Segued in from Move On, it’s a bit discombobulating after knowing the beefed-up remixed single version of Star People ’97, that the album track is far more laid-back. George appears to be addressing an unspecified member of showbiz, who has driven themselves to be famous for fame’s sake at any cost, yet still full of insecurities and demons – you could easily flick through any number of people from the mid-90s cokey Met Bar set who the singer may be alluding to. The tougher remake sampled The Gap Band’s Burn Rubber On Me and was worked on and remixed by the combined talents of Jeremy Healy, Amos, Mike Koglin, and Forthright falling more in line with the groove of Fastlove.
You Have Been Loved
A co-write with longtime friend David Austin, You Have Been Loved is one of George’s most beautiful songs. As he said himself that Anselmo had inspired the entire album, this and Jesus To A Child were the key tracks that dealt with his grief at finding real love and then losing it. Released as a single in September 1997, its timing coincided with the aftermath of the death of Princess Diana, and indeed its No.1 ambition was thwarted by Elton John’s zeitgeisty Candle In The Wind remake.
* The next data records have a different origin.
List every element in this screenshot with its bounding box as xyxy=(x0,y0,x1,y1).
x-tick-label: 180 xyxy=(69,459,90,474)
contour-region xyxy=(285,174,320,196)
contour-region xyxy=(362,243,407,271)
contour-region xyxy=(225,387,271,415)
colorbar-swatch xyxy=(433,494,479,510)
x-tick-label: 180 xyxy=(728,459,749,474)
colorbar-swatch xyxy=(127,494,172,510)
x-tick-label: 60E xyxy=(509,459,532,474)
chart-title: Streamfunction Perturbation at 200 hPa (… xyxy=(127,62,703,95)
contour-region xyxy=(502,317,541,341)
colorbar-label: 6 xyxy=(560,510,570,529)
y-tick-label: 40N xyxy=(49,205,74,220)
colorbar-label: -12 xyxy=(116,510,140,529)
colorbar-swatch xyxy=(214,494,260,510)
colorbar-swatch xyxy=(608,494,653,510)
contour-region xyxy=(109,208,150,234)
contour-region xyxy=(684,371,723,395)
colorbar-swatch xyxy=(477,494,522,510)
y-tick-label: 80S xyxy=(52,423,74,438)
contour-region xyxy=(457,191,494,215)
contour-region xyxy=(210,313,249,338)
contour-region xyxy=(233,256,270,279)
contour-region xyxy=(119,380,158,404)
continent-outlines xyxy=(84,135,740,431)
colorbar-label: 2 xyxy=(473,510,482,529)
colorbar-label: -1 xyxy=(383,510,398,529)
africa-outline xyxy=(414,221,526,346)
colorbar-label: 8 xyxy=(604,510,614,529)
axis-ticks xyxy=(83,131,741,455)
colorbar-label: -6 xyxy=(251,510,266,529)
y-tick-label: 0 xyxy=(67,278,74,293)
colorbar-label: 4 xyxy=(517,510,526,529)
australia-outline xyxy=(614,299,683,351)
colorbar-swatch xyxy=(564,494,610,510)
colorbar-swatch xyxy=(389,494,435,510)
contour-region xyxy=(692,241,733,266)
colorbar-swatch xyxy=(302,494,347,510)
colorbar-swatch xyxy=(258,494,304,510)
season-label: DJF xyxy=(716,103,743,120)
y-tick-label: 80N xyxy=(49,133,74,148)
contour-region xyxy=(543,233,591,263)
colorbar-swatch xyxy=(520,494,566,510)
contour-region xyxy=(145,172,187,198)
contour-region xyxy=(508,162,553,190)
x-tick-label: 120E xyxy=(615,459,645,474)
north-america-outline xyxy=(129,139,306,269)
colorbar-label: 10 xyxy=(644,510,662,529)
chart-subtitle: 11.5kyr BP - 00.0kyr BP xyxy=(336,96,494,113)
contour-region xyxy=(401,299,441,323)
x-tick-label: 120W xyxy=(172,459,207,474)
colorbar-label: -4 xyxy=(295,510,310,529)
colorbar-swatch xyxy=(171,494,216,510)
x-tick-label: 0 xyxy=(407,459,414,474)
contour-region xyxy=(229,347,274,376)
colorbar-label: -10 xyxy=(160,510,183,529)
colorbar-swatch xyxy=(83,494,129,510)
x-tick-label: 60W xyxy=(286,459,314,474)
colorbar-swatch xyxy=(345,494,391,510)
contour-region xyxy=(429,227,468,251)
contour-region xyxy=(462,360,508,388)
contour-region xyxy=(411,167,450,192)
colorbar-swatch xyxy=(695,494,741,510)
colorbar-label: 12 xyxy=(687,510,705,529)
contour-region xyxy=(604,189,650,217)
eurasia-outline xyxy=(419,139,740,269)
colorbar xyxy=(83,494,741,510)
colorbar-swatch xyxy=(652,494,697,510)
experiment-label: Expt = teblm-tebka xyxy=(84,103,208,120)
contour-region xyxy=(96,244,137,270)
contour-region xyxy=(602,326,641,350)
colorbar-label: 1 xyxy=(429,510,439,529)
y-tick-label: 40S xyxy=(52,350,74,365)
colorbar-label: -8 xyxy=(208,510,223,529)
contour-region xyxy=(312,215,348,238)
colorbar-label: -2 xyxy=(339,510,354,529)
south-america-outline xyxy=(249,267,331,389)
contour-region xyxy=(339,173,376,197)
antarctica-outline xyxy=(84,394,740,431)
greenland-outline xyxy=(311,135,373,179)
Even some 18 months since the release of the album, the song’s success was in part – as well as being heartbreaking and gorgeous – due to the national mood of mourning when the radio playlists were full of gentle, unobtrusive ballads. As the Sunday Mirror’s reviewer put it: “Considering recent events, it strikes the perfect chord.”
Jobim’s influence hovers over George once more, nodding more to the Stan Getz/Astrud Gilberto sound. But this is an almost a string-drenched reprise of the title track, and originally twice as long, and grows into an assemblage with nods and melodies picked up from each of the album’s other tracks, ending with George saying, “It feels good to be free.”